>Like anything, you have to decide between polish vs switch to any other task in the queue
Why do you "have to decide"? Let some agents go at both of those, isn't that what they claim people can just do?
>Also, Codex and Claude Code aren't as bad as people say. I think most of the noise is embellished by the "hah see? AI sucks" angle.
Why shouldn't it? They're not the ones making the extraordinary claims.
> Why do you "have to decide"? Let some agents go at both of those, isn't that what they claim people can just do?
Because your code is still marching somewhere in tokens per second.

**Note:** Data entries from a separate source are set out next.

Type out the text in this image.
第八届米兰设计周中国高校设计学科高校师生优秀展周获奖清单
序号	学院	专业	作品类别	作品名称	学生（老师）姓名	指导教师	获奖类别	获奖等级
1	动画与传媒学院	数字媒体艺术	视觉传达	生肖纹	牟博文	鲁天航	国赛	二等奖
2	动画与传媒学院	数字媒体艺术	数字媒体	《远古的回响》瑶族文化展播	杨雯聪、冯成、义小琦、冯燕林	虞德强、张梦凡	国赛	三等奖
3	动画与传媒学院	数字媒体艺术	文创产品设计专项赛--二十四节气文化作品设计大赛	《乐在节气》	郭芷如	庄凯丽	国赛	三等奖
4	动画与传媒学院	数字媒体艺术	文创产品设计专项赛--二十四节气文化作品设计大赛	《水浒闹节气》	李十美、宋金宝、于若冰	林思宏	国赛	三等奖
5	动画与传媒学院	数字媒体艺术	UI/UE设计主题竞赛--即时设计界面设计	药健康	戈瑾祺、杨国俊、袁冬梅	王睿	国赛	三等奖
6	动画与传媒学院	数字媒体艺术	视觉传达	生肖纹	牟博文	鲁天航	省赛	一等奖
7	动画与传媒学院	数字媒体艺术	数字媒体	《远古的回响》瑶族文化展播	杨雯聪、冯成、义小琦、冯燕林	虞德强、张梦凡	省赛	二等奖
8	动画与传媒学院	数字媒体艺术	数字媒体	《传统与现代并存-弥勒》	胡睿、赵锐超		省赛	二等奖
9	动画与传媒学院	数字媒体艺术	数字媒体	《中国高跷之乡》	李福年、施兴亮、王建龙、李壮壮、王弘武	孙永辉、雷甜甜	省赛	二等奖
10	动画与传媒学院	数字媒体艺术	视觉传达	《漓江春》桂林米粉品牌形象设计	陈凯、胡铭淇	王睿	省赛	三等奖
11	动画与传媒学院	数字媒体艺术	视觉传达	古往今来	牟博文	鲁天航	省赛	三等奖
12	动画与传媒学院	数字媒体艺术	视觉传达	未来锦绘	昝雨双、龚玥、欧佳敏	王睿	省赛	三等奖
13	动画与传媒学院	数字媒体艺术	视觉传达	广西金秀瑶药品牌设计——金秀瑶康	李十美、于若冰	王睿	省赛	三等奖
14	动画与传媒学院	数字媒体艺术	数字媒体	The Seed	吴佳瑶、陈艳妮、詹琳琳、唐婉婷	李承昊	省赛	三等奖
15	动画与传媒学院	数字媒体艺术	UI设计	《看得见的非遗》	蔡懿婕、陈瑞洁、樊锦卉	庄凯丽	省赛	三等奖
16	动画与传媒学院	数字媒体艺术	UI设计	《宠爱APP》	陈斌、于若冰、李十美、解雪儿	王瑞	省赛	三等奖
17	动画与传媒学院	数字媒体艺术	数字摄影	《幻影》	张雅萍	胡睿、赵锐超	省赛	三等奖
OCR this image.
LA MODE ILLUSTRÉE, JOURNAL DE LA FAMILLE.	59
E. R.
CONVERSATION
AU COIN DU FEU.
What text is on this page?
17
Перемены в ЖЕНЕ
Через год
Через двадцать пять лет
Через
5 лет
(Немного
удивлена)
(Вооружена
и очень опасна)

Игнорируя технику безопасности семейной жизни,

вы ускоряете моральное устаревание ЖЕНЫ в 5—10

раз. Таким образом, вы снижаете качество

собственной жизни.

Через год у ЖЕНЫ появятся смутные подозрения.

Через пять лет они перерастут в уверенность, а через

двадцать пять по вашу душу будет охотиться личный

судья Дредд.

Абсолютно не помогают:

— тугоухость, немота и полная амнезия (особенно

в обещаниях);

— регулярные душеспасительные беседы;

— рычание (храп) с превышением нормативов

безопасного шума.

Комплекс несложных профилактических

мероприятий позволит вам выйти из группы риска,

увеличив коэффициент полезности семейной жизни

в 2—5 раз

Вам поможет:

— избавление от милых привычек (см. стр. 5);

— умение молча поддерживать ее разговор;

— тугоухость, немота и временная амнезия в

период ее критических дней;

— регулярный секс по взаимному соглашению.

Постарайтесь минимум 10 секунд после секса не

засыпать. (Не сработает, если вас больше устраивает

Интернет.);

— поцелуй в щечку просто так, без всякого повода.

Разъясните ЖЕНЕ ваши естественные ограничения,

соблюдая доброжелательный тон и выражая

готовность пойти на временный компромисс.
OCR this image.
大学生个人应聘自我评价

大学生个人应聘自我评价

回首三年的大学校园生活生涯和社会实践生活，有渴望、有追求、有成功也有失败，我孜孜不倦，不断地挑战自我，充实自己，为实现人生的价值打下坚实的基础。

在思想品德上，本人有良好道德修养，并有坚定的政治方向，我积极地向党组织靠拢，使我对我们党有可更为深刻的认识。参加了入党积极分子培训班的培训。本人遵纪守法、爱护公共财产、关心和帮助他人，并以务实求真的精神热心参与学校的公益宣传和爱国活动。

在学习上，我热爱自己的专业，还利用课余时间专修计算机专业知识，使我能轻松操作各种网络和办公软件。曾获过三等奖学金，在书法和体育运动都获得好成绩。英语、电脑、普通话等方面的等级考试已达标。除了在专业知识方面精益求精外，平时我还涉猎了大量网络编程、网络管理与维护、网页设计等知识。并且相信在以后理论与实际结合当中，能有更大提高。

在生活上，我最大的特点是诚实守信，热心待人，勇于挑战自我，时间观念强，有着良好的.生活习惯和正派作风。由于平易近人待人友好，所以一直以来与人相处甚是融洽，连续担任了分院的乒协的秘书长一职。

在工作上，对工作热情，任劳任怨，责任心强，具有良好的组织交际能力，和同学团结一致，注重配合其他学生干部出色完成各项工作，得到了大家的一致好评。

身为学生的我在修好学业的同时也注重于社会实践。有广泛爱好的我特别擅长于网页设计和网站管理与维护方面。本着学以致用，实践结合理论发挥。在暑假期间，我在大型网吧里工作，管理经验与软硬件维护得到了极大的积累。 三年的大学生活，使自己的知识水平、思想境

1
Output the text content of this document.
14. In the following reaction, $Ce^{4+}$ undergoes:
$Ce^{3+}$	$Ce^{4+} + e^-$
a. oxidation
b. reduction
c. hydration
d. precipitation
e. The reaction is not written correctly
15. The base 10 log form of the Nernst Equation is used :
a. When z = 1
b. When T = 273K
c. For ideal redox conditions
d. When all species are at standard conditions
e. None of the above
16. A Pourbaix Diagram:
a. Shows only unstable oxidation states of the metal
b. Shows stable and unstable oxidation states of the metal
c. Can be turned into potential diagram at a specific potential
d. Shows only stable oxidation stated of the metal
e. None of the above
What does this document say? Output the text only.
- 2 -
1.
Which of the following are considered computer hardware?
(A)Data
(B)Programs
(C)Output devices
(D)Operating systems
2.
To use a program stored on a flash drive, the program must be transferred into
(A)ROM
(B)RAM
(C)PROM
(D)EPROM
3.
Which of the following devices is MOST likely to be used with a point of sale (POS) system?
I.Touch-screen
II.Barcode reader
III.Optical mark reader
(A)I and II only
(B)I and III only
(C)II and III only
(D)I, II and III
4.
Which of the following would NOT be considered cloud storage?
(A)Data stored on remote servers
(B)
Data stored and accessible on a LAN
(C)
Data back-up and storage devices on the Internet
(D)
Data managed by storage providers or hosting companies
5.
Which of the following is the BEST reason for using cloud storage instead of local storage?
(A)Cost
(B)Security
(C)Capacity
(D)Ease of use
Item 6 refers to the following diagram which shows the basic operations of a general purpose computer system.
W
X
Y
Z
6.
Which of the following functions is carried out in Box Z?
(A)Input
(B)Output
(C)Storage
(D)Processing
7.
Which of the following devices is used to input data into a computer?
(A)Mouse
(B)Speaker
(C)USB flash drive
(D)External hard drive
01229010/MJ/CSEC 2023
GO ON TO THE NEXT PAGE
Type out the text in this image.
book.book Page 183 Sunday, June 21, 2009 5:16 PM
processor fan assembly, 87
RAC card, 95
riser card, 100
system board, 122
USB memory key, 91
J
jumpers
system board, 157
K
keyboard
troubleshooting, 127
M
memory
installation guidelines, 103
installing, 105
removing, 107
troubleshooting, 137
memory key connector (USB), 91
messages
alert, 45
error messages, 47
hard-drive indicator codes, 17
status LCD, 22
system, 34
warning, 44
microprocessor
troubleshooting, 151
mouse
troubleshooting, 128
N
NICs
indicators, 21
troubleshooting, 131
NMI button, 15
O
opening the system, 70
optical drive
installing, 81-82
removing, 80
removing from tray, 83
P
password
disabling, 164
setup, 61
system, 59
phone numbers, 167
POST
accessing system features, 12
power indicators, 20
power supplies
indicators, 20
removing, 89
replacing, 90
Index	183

You have to decide where they are allocated: polish or the next thing. Humans still are the ones prompting LLMs and deciding what is done.
> isn't that what they claim? Why shouldn't it? They're not the ones making the extraordinary claims.
Even if I grant that someone else makes excessive claims, why would that let you off the hook to stay grounded?
Though I don't grant it. Maybe if Anthropic claimed that Opus makes all decisions at the company and builds all software without humans doing all the prompting, the critics would make more sense.
Until then, it looks more like a double standard: if software built with AI has any issues, then see, AI is shit and the humans who invoked it had no role in it. e.g. it could be the case that Anthropic's Claude Code engineers just aren't doing as much polish as they should.
Better answer: Someone asked why might it be the case that AI-written software has issues, and it has a real answer. Marketing claims are a different conversation.